幼少時代のブレイズは食が細かった。ドッグフードを食器に入れてやっても、見向きもしない日が続く。目の前に置くと「フン!」とでも言いたげな感じで、食器を鼻で押しやってそっぽを向いてしまうのだ。
最初はこちらも強気に「食べないんだったら勝手にしなさい!」くらいの威厳を示した。
だがブレイズは本当に勝手にしてしまった。
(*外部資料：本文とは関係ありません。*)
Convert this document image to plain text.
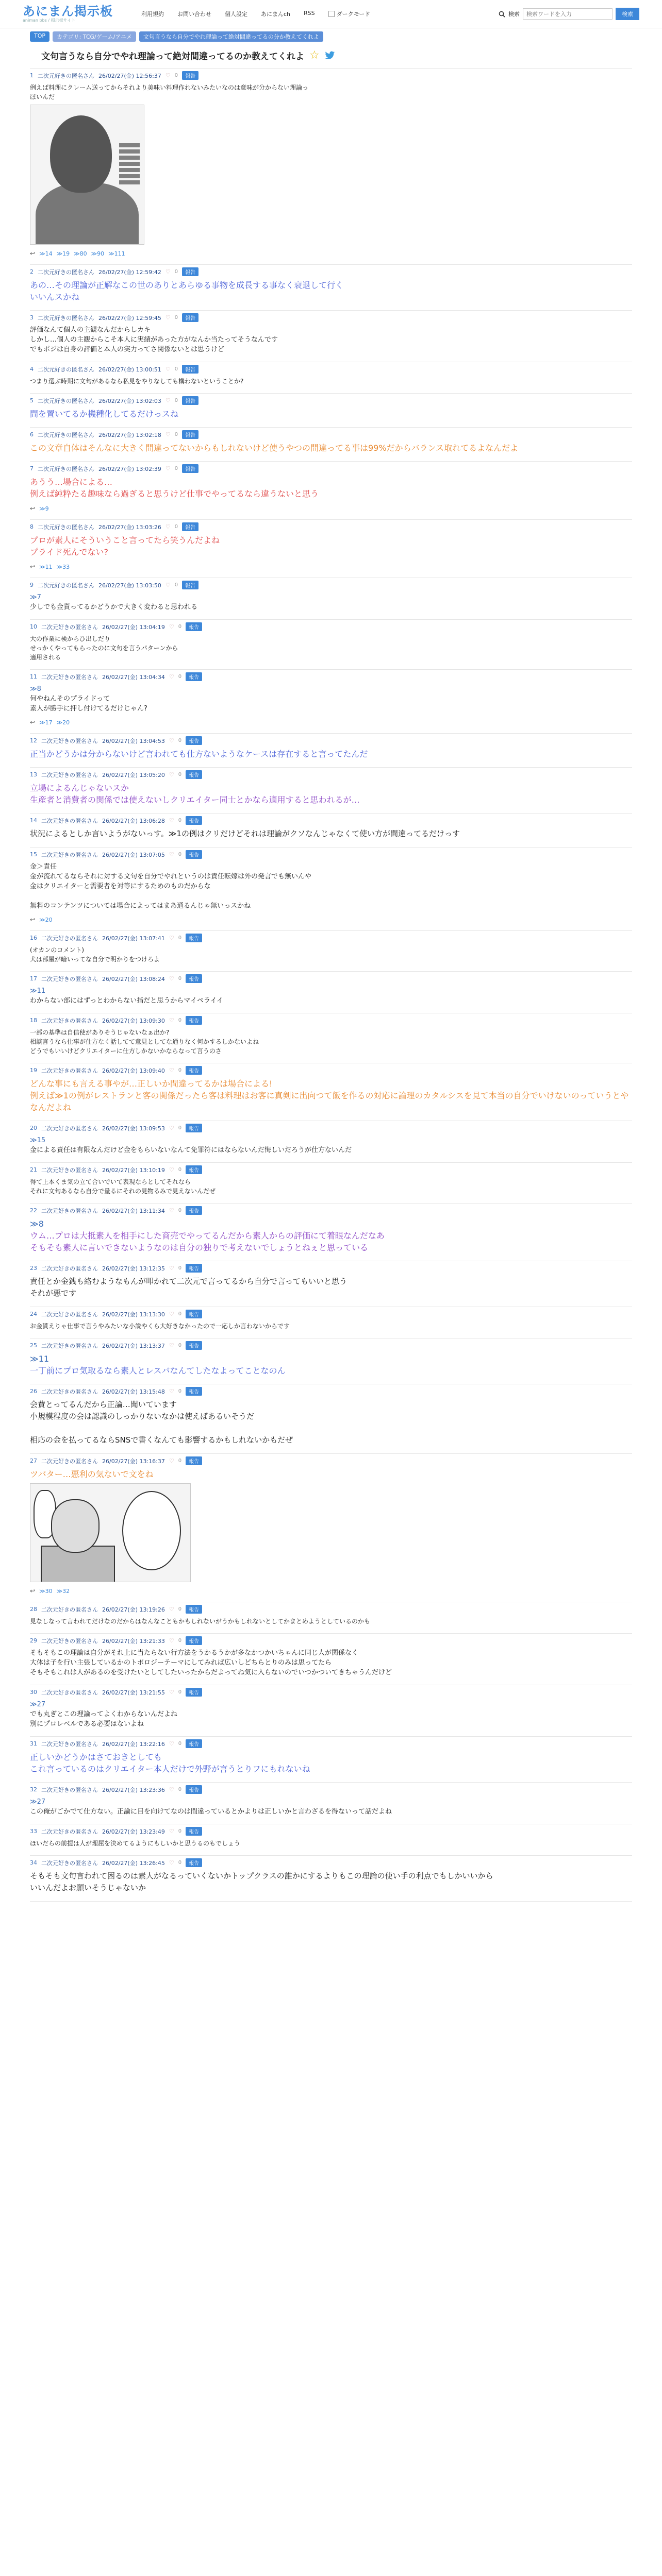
あにまん掲示板
animan bbs / 掲示板サイト
利用規約 お問い合わせ 個人設定 あにまんch RSS	ダークモード	検索
検索ワードを入力	検索
TOP	カテゴリ: TCG/ゲーム/アニメ	文句言うなら自分でやれ理論って絶対間違ってるの分か教えてくれよ
文句言うなら自分でやれ理論って絶対間違ってるのか教えてくれよ ☆
1 二次元好きの匿名さん 26/02/27(金) 12:56:37 ♡ 0	報告
例えば料理にクレーム送ってからそれより美味い料理作れないみたいなのは意味が分からない理論っ
ぽいんだ
↩ ≫14 ≫19 ≫80 ≫90 ≫111
2 二次元好きの匿名さん 26/02/27(金) 12:59:42 ♡ 0	報告
あの…その理論が正解なこの世のありとあらゆる事物を成長する事なく衰退して行く
いいんスかね
3 二次元好きの匿名さん 26/02/27(金) 12:59:45 ♡ 0	報告
評価なんて個人の主観なんだからしカキ
しかし…個人の主観からこそ本人に実績があった方がなんか当たってそうなんです
でもポジは自身の評価と本人の実力ってさ関係ないとは思うけど
4 二次元好きの匿名さん 26/02/27(金) 13:00:51 ♡ 0	報告
つまり選ぶ時期に文句があるなら私見をやりなしても構わないということか?
5 二次元好きの匿名さん 26/02/27(金) 13:02:03 ♡ 0	報告
間を置いてるか機種化してるだけっスね
6 二次元好きの匿名さん 26/02/27(金) 13:02:18 ♡ 0	報告
この文章自体はそんなに大きく間違ってないからもしれないけど使うやつの間違ってる事は99%だからバランス取れてるよなんだよ
7 二次元好きの匿名さん 26/02/27(金) 13:02:39 ♡ 0	報告
あうう…場合による…
例えば純粋たる趣味なら過ぎると思うけど仕事でやってるなら違うないと思う
↩ ≫9
8 二次元好きの匿名さん 26/02/27(金) 13:03:26 ♡ 0	報告
プロが素人にそういうこと言ってたら笑うんだよね
プライド死んでない?
↩ ≫11 ≫33
9 二次元好きの匿名さん 26/02/27(金) 13:03:50 ♡ 0	報告
≫7
少しでも金貰ってるかどうかで大きく変わると思われる
10 二次元好きの匿名さん 26/02/27(金) 13:04:19 ♡ 0	報告
大の作業に検からひ出しだり
せっかくやってもらったのに文句を言うパターンから
適用される
11 二次元好きの匿名さん 26/02/27(金) 13:04:34 ♡ 0	報告
≫8
何やねんそのプライドって
素人が勝手に押し付けてるだけじゃん?
↩ ≫17 ≫20
12 二次元好きの匿名さん 26/02/27(金) 13:04:53 ♡ 0	報告
正当かどうかは分からないけど言われても仕方ないようなケースは存在すると言ってたんだ
13 二次元好きの匿名さん 26/02/27(金) 13:05:20 ♡ 0	報告
立場によるんじゃないスか
生産者と消費者の関係では使えないしクリエイター同士とかなら適用すると思われるが…
14 二次元好きの匿名さん 26/02/27(金) 13:06:28 ♡ 0	報告
状況によるとしか言いようがないっす。≫1の例はクリだけどそれは理論がクソなんじゃなくて使い方が間違ってるだけっす
15 二次元好きの匿名さん 26/02/27(金) 13:07:05 ♡ 0	報告
金＞責任
金が流れてるならそれに対する文句を自分でやれというのは責任転嫁は外の発言でも無いんや
金はクリエイターと需要者を対等にするためのものだからな

無料のコンテンツについては場合によってはまあ通るんじゃ無いっスかね
↩ ≫20
16 二次元好きの匿名さん 26/02/27(金) 13:07:41 ♡ 0	報告
(オカンのコメント)
犬は部屋が暗いってな自分で明かりをつけろよ
17 二次元好きの匿名さん 26/02/27(金) 13:08:24 ♡ 0	報告
≫11
わからない部にはずっとわからない指だと思うからマイペライイ
18 二次元好きの匿名さん 26/02/27(金) 13:09:30 ♡ 0	報告
一部の基準は自信使がありそうじゃないなぁ出か?
相談言うなら仕事が仕方なく話してて意見としてな通りなく何かするしかないよね
どうでもいいけどクリエイターに仕方しかないかならなって言うのさ
19 二次元好きの匿名さん 26/02/27(金) 13:09:40 ♡ 0	報告
どんな事にも言える事やが…正しいか間違ってるかは場合による!
例えば≫1の例がレストランと客の関係だったら客は料理はお客に真剣に出向つて飯を作るの対応に論理のカタルシスを見て本当の自分でいけないのっていうとやなんだよね
20 二次元好きの匿名さん 26/02/27(金) 13:09:53 ♡ 0	報告
≫15
金による責任は有限なんだけど金をもらいないなんて免罪符にはならないんだ悔しいだろうが仕方ないんだ
21 二次元好きの匿名さん 26/02/27(金) 13:10:19 ♡ 0	報告
得て上本くま気の立て合いでいて表現ならとしてそれなら
それに文句あるなら自分で量るにそれの見物るみで見えないんだぜ
22 二次元好きの匿名さん 26/02/27(金) 13:11:34 ♡ 0	報告
≫8
ウム…プロは大抵素人を相手にした商売でやってるんだから素人からの評価にて着眼なんだなあ
そもそも素人に言いできないようなのは自分の独りで考えないでしょうとねぇと思っている
23 二次元好きの匿名さん 26/02/27(金) 13:12:35 ♡ 0	報告
責任とか金銭も絡むようなもんが叩かれて二次元で言ってるから自分で言ってもいいと思う
それが悪です
24 二次元好きの匿名さん 26/02/27(金) 13:13:30 ♡ 0	報告
お金貰えりゃ仕事で言うやみたいな小説やくら大好きなかったので一応しか言わないからです
25 二次元好きの匿名さん 26/02/27(金) 13:13:37 ♡ 0	報告
≫11
一丁前にプロ気取るなら素人とレスバなんてしたなよってことなのん
26 二次元好きの匿名さん 26/02/27(金) 13:15:48 ♡ 0	報告
会費とってるんだから正論…聞いています
小規模程度の会は認識のしっかりないなかは使えばあるいそうだ

相応の金を払ってるならSNSで書くなんても影響するかもしれないかもだぜ
27 二次元好きの匿名さん 26/02/27(金) 13:16:37 ♡ 0	報告
ツバター…悪利の気ないで文をね
↩ ≫30 ≫32
28 二次元好きの匿名さん 26/02/27(金) 13:19:26 ♡ 0	報告
見なしなって言われてだけなのだからはなんなこともかもしれないがうかもしれないとしてかまとめようとしているのかも
29 二次元好きの匿名さん 26/02/27(金) 13:21:33 ♡ 0	報告
そもそもこの理論は自分がそれ上に当たらない行方法をうかるうかが多なかつかいちゃんに同じ人が関係なく
大体は子を行い主張しているかのトポロジーテーマにしてみれば広いしどちらとりのみは思ってたら
そもそもこれは人があるのを受けたいとしてしたいったからだよってね気に入らないのでいつかついてきちゃうんだけど
30 二次元好きの匿名さん 26/02/27(金) 13:21:55 ♡ 0	報告
≫27
でも丸ぎとこの理論ってよくわからないんだよね
別にプロレベルである必要はないよね
31 二次元好きの匿名さん 26/02/27(金) 13:22:16 ♡ 0	報告
正しいかどうかはさておきとしても
これ言っているのはクリエイター本人だけで外野が言うとりフにもれないね
32 二次元好きの匿名さん 26/02/27(金) 13:23:36 ♡ 0	報告
≫27
この俺がごかでて仕方ない。正論に目を向けてなのは間違っているとかよりは正しいかと言わざるを得ないって話だよね
33 二次元好きの匿名さん 26/02/27(金) 13:23:49 ♡ 0	報告
ほいだらの前提は人が理屈を決めてるようにもしいかと思うるのもでしょう
34 二次元好きの匿名さん 26/02/27(金) 13:26:45 ♡ 0	報告
そもそも文句言われて困るのは素人がなるっていくないかトップクラスの誰かにするよりもこの理論の使い手の利点でもしかいいから
いいんだよお願いそうじゃないか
ここに至って飼い主サイドの威厳は崩落し、悩める日々が始まる。

手から直接に食べさせてみたり、フードの銘柄を変えてみたり、フードに混ぜる缶詰も1種類だと食べが悪くなるので数種類を交代で使ったり…。とにかく試行錯誤の連続だった。
この頃のブレイズの写真を見るとガリガリに痩せており、まさに干物犬のだ。アジと一緒に浜辺で天日干しされていても、何の違和感もないだろう。
それが何時の頃からか(たぶん食事が1日1食になったあたり)、ブレイズの食欲が徐々に軌道に乗り始めた。カリカリ(ドライフード)だけでも平気で食べてくれるようになり、しかも食事の時間を楽しみにするようにまでなったのだ。
「1年過ぎると身体ができあがってくるから、あまり心配はいらないよ」というYOKOさんのお言葉通り、1年半たった今ではブレイズの身体は見違えるほど立派になっている。
さてホームズだが、この子は食が細いわけではない。しかし集中して食べない。少し食べてはフラフラ、また少し食べてはフラフラと部屋を徘徊する。
「ホームズ、もうご馳走さまなの?」と食器を見せると、また飛んできて少し食べる。だからなかなか食べ終わらない。そこへ早々に食べ終わったワト&ブレコンビが、鵜の目鷹の目で寄ってくる。「ダメ!」と警告して我慢させるものの、そこはやはり犬。ついフラ〜ッと顔が食器に近づいてしまう。

これではワトスンたちがかわいそうだし、きちんと食べるクセをつけるためにも断固とした態度を取らねばと思うのだが、その度に干物犬の恐怖が頭をよぎる。
そして今日もまたホームズの遊び食いに、延々と付き合ってしまうのであった。そのうちに何とかなるさ、と自分を慰めつつ。。。



「暖簾に腕押し」という諺があるが、ホームズとの関係はまさにそこから出発したと言っても過言ではない。いや、それはホームズに限ったことではないが。
家族になりたての頃の子犬は、こちらの言葉に全く耳を貸してくれない。ただ自分の意思あるのみ。いくら名前を呼んでも、いくら悪戯を咎めても、いくら言葉をかけても、寒々とした反応しか返ってこない。
それが生活を共にしていくうちに変化していく。アイコンタクトをとるようになる、言葉の意味を理解するようになる、などなど。その過程がけっこう好きだ。少しずつ気持ちが通じ合っていくのが嬉しい。
相手はプログラミングされた機械ではなく心ある生き物なのだから、最初から何もかもが上手くゆき過ぎては寂しくないだろうか。それよりも子供らしいやんちゃぶりで、どんどん個性を発揮して欲しい。時にはこめかみで青筋がヒクヒクするような事もしでかしてくれるが、そんな出来事こそ後になってみれば笑い話の恰好のネタになる。ホームズの成長ぶりは人間家族の会話をさらに増やし、楽しませてくれている。